Parità salariale, USL: “Basta disparità tra uomini e donne”
Il sindacato chiede un cambio di mentalità e più tutele per le lavoratrici
Serve un deciso cambio di passo per superare le disparità economiche tra uomini e donne. È il messaggio lanciato dall’Unione Sammarinese Lavoratori, che torna a porre al centro del dibattito il tema della qualità del lavoro femminile e della conciliazione tra vita professionale e familiare.
Negli ultimi anni USL ha spinto per riportare l’attenzione su questioni cruciali, a partire dalle tutele per le madri lavoratrici. Un aspetto che resta centrale: se è vero che la donna non si esaurisce nel ruolo di madre, è altrettanto evidente che senza maternità non c’è futuro. Proprio per questo, sottolinea il sindacato, le donne devono essere messe nelle condizioni di lavorare senza dover rinunciare alla famiglia.
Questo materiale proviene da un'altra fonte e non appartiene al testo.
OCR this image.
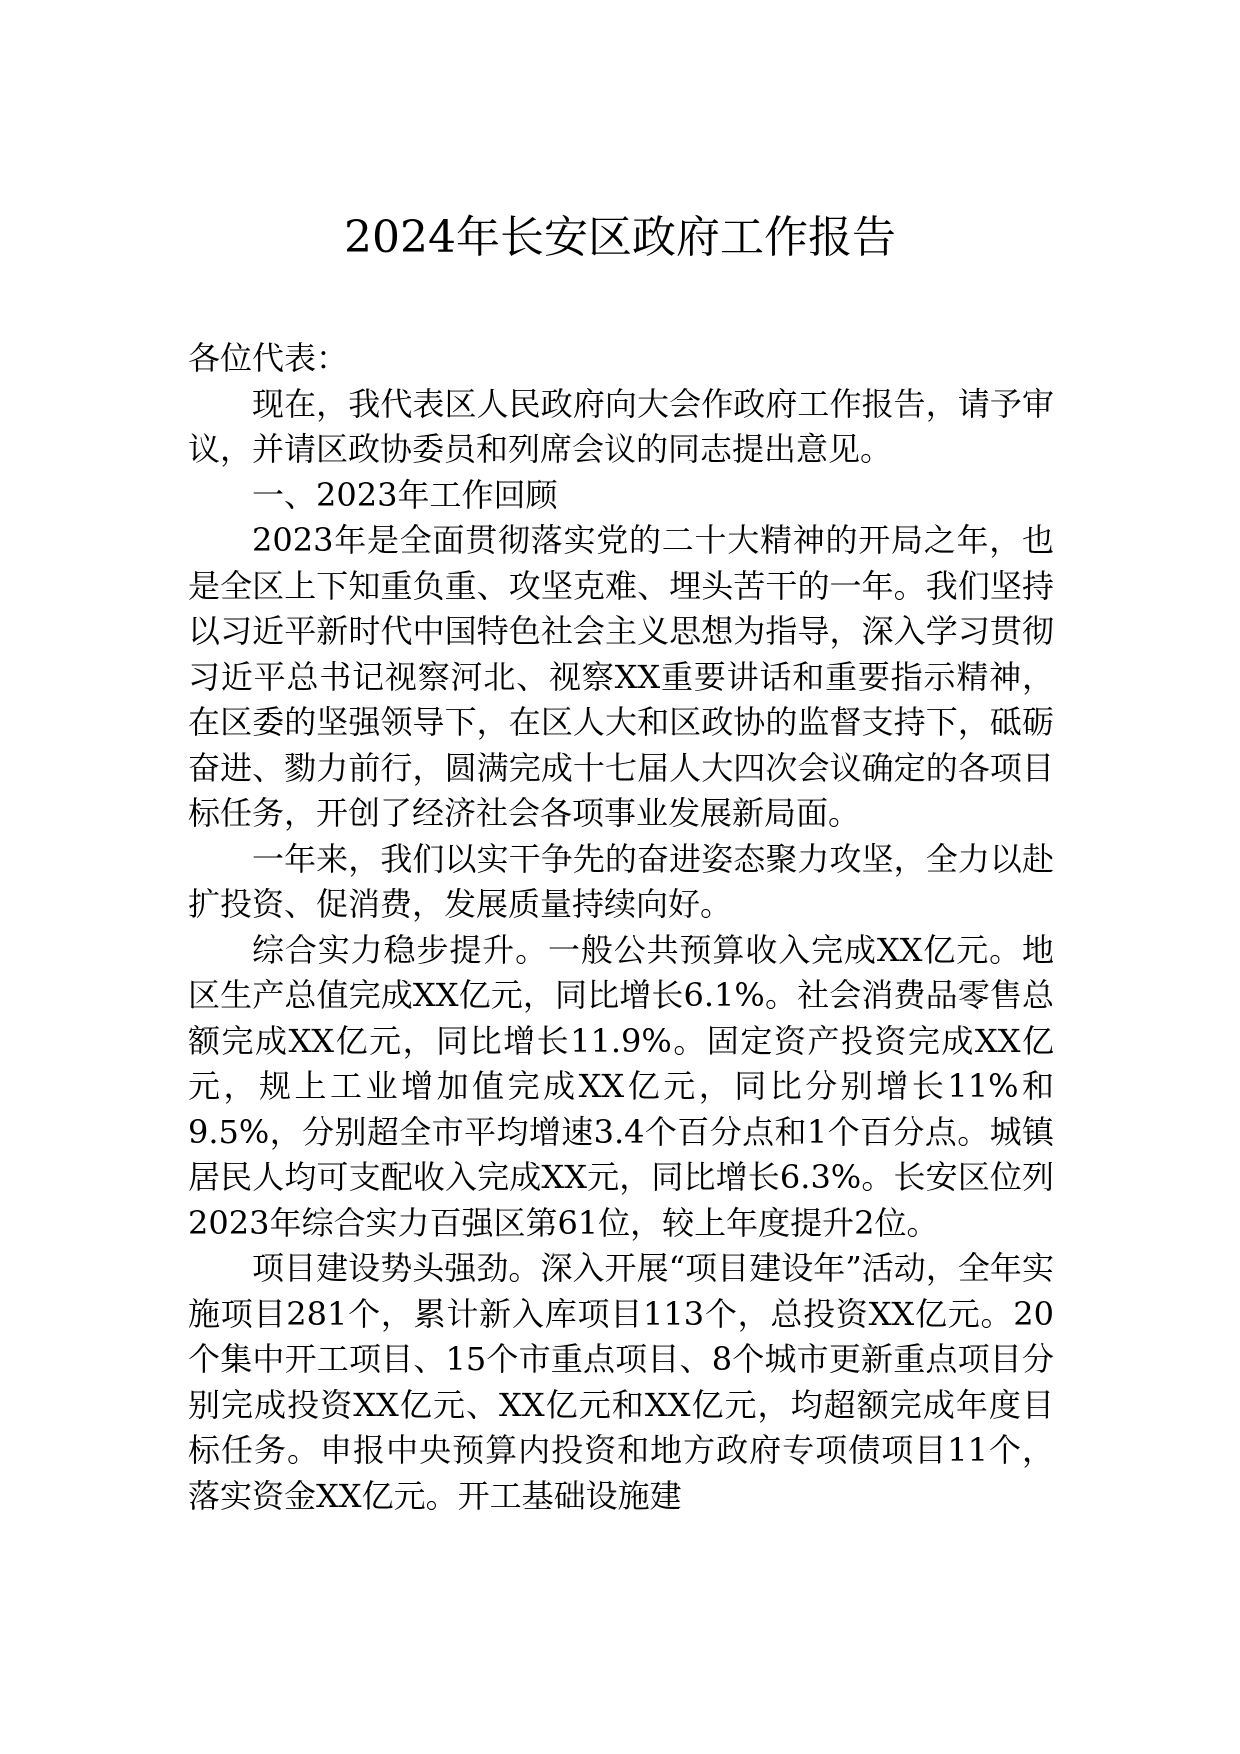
2024年长安区政府工作报告

各位代表：

现在，我代表区人民政府向大会作政府工作报告，请予审议，并请区政协委员和列席会议的同志提出意见。

一、2023年工作回顾

2023年是全面贯彻落实党的二十大精神的开局之年，也是全区上下知重负重、攻坚克难、埋头苦干的一年。我们坚持以习近平新时代中国特色社会主义思想为指导，深入学习贯彻习近平总书记视察河北、视察XX重要讲话和重要指示精神，在区委的坚强领导下，在区人大和区政协的监督支持下，砥砺奋进、勠力前行，圆满完成十七届人大四次会议确定的各项目标任务，开创了经济社会各项事业发展新局面。

一年来，我们以实干争先的奋进姿态聚力攻坚，全力以赴扩投资、促消费，发展质量持续向好。

综合实力稳步提升。一般公共预算收入完成XX亿元。地区生产总值完成XX亿元，同比增长6.1%。社会消费品零售总额完成XX亿元，同比增长11.9%。固定资产投资完成XX亿元，规上工业增加值完成XX亿元，同比分别增长11%和9.5%，分别超全市平均增速3.4个百分点和1个百分点。城镇居民人均可支配收入完成XX元，同比增长6.3%。长安区位列2023年综合实力百强区第61位，较上年度提升2位。

项目建设势头强劲。深入开展“项目建设年”活动，全年实施项目281个，累计新入库项目113个，总投资XX亿元。20个集中开工项目、15个市重点项目、8个城市更新重点项目分别完成投资XX亿元、XX亿元和XX亿元，均超额完成年度目标任务。申报中央预算内投资和地方政府专项债项目11个，落实资金XX亿元。开工基础设施建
Il problema, però, resta strutturale. Il lavoro femminile continua a essere meno diffuso, meno stabile e meno retribuitorispetto a quello maschile, con ricadute dirette sull’autonomia economica e sulle pensioni. Una situazione che, evidenzia USL, riguarda anche San Marino, nonostante i principi di uguaglianza siano già formalmente riconosciuti.
In Europa si stanno muovendo passi concreti, con l’attuazione della direttiva UE sulla trasparenza salariale che introduce regole più stringenti: retribuzioni chiare già in fase di selezione, stop alla richiesta della storia salariale e diritto a conoscere criteri e progressioni economiche.
Ma per il sindacato non basta la normativa. “La parità retributiva tra donne e uomini non è un principio nuovo, è già sancito da tempo – afferma la segretaria generale USL Francesca Busignani – ma troppo spesso resta sulla carta. Ci troviamo in un mercato del lavoro che non valorizza pienamente le persone e finisce per penalizzare le lavoratrici. Serve un cambio di mentalità, oltre che di regole, per costruire un futuro più equo per tutti”.
L’obiettivo, conclude USL, è quello di rendere il lavoro realmente inclusivo e capace di valorizzare le competenze, superando definitivamente gli squilibri di genere ancora presenti.